Çektiği her acı, her ıstırap Şaziye Anneyi biraz daha olgun­laştırıyor, manevî güzelliğin zirvesine doğru götürüyordu. Bütün çileli insanlara, yalnızlara, dertlilere kollarını ve evinin kapısını açmıştı. Evin anahtarı üstündeydi. İsteyen istediği zaman geli­yor, orada sevgilerin en hâlisini, ilgilerin en içten gelenini bulu­yordu. Gelenler dert verip, derman alıyorlardı. Evin içi bir ışık çağlayanıydı sanki. Hiç yüzü gülmeyenler orada ebedî neşeye ve huzura kavuşuyorlardı. Sevgisizlikten taş kesilen gönüller orada cıvıl cıvıl ilâhi aşkta yıkanıyor, arınıyor, temizleniyorlardı. Güzel, çok güzel, inanılmayacak kadar güzel haller yaşıyorlardı orada... Çağın, toplumun, günün kesafeti ile gelenler, orada sevginin, saygının, inceliğin, letâfetin en güzel boyutlarına ula­şıyorlardı. Orada her şey vardı. Sait Faik’in deyimi ile “bütün lüzumlar ve lâzımlar” vardı. Ama kabalık yoktu. Saygısızlık yoktu. Dedikodu yoktu. Küçük çıkarlar, menfaat hesapları, mad­dî endişeler yoktu. Sanki çağın maddeciliğine, sevgisizliğine, yüreksizliğine karşı bir başkaldırı idi, bir protesto idi Şaziye Annenin evi... Orada nice insanlar sağlığına kavuştu, dertle­rinden, sorunlarından, sıkıntılarından kurtuldu. Renk dolu, ışık dolu, sevgi dolu bir hayata kavuştu. O’nun sevgi dolu kolları bütün evreni kucaklıyordu. Yeryüzündeki bütün insanlar onun sevgisine, ilgisine muhataptı. Nerede bir hasta varsa, Şaziye Anne oradaydı. Nerde bir yakını Hak’ka göçen insan varsa ora­da görebilirdiniz. Umudunu yitirenler, yaşama sevincinden uzak­laşanlar, dertliler, kederliler, karamsarlar Annenin sevgi dolu ba­kışlarıyla sanki hayata yeniden geliyorlardı. Her sözü, her ba­kışı, her haliyle “sevmek, devam eden en güzel huyum” der gibiydi. Her insanın ayrı bir dünya olduğunun bilincindeydi. Mü­kemmeliyet insanı oluşturan unsurlar arasında kurulan âhenk­ten başka ne olabilirdi. Kâinatta zıtlık diye, çelişki diye gör­düklerimiz, biraz derine inince, aslına ulaşınca, birbirlerini ta­mamlayan, bütünleyen, güzelleştiren üniteler olmuyor muydu? Nereye bakarsak bakalım Allah’ın vechi orada olmuyor muydu? Çevremize bakınca nice hayret veren, ürperten, hayran eden güzellikleri göremiyorsak, tek gördüğümüz patırtı gürültü, kala­balık, çirkinlikler ise niye kabahati kendimizde görmüyorduk. Eğer mutlu değilsek, güzelliklerden mahrum yaşıyorsak, şâd olamıyorsak kabahat bizde değil miydi? Fazıl Hüsnü Dağlarca “Bilimin bütün bulduğu, bütün bulacağı sende” demiyor muydu?
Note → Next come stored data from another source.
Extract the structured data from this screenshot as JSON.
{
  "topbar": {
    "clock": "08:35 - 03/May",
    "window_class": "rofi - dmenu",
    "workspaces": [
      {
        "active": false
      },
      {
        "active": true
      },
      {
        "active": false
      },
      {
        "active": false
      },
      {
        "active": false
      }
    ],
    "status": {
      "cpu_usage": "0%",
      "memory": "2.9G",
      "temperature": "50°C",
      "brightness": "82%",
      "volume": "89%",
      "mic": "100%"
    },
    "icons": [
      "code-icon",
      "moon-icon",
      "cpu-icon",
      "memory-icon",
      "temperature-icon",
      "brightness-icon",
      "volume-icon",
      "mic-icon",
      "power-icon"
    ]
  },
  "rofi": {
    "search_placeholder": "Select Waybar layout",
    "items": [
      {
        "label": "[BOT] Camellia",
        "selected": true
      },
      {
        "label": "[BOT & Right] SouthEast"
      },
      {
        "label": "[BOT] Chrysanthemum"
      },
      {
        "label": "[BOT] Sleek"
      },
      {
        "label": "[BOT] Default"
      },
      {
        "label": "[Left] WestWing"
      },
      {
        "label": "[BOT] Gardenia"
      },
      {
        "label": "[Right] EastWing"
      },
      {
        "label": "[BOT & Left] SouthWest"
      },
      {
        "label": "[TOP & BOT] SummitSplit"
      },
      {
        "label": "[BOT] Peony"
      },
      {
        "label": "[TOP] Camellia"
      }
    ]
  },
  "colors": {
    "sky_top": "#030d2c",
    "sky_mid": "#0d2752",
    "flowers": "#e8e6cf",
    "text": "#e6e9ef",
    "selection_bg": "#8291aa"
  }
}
Unutmayalım ki, hayatı ne kadar derinden kavrarsak, yaşan­tımız da o kadar zengin ve muhtevalı oluyor.

Ancak gönül gözü açılan insanlar, hayatı ve insanı o kadar derinden kavrayabilir. Her hâli, her sözü ile bize hayatın ve insanın ayrı bir yönünü gösterir. Sohbetleri ile anlaşılması ve kavranılması son derece güç olan hayatın ve insanın içine ade­ta pencereler açar. İşte Şaziye Anne böyle bir Allah dostu idi. Sözlerinde bilinmeyen bir gerçeğin ifşâsı vardı. Saygı, insana ve hayata duyulan saygı, dikkatle başlıyordu. Dehâ, dikkatti ve dal­gın insan dünyada pek az şey görüyordu. Bakılan bakana bağ­lıdır. Ancak bakmasını bilenler görür. Bakın topluma. Bir tenkit şelâlesi içindeyiz. Durmaksızın, usanmaksızın. Ne kazandırıyor bize, hiçbir şey. Kayıplarımız sınırsız. Ne olur birbirimizi tenkit­ten çok anlamaya çalışsak. Balık denizde yaşar ama ne denizi bilir, ne kendisini... Yaşamak ve sahip olmak bilmek demek de­ğildir. Bilmek için, görmek için, anlamak için, bilinmesi istenen varlığa belli bir açıdan, dikkatle, büyük bir edeple, saygıyla, hay­ret duygusuyla bakmak gerekir.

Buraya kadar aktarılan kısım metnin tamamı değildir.